The Importance of Evaluating
As I sat here watching the sunset, I completed the section on Evaluating in the book, Winning Angels. I am sure that the sun has set on many successful deals because of poor evaluating or lack of trust in the Entrepreneur, the business model, the context or the structure of the deal. As Entrepreneurs, we will be faced with making investments on opportunities that come our way. I have actually taken a personal risk philosophy test and have determined that I am a medium risk taker.
Like Winning Angels highlights, an investor has to be confident in the people you are dealing with. The people include, not only the entrepreneur, but also the team members, other investors, advisors and stakeholders. The section on sourcing also pointed out that it is important to have experienced entrepreneurs when contemplating an idea. The entrepreneurs that winning angel investors look for have knowledge of their industry, skills necessary to start a business, and goals for the company. The one factor that this book mentions that really attracts investors is the existence of an exit strategy.
One section that I found really interesting was the rejection section. As an investor, it is important to be timely with your decisions. Being of your word helps build your reputation as an investor. This reputation will win you more referrals. As an entrepreneur, you can learn from rejections. Many times you will obtain constructive criticism. Take the advice of the entrepreneur and use it to your advantage by improving your business model if necessary.

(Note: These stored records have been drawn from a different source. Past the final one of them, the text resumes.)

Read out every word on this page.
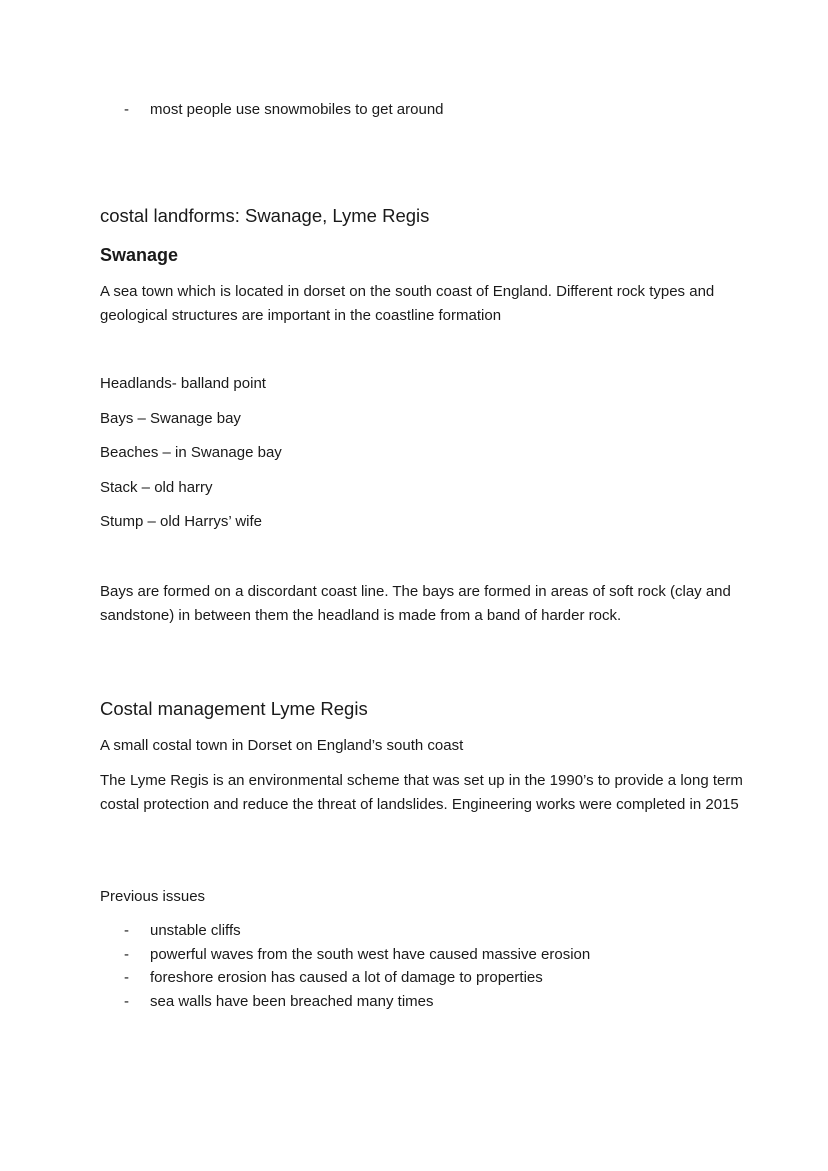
- most people use snowmobiles to get around
costal landforms: Swanage, Lyme Regis
Swanage

A sea town which is located in dorset on the south coast of England. Different rock types and geological structures are important in the coastline formation

Headlands- balland point

Bays – Swanage bay

Beaches – in Swanage bay

Stack – old harry

Stump – old Harrys’ wife

Bays are formed on a discordant coast line. The bays are formed in areas of soft rock (clay and sandstone) in between them the headland is made from a band of harder rock.

Costal management Lyme Regis

A small costal town in Dorset on England’s south coast

The Lyme Regis is an environmental scheme that was set up in the 1990’s to provide a long term costal protection and reduce the threat of landslides. Engineering works were completed in 2015

Previous issues

- unstable cliffs
- powerful waves from the south west have caused massive erosion
- foreshore erosion has caused a lot of damage to properties
- sea walls have been breached many times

If I was evaluating myself as a potential investment, I would say that I am in the learning stage of my industry. The regulations are up in the air at this present time. My company is in the beginning stage of an industry with a huge amount of competition. As I look at the risk in the hemp industry, the return would need to be high to make this investment worthwhile.
Amis, David, and Howard H. Stevenson. Winning Angels: the Seven Fundamentals of Early-Stage Investing. Financial Times Prentice Hall, 2001.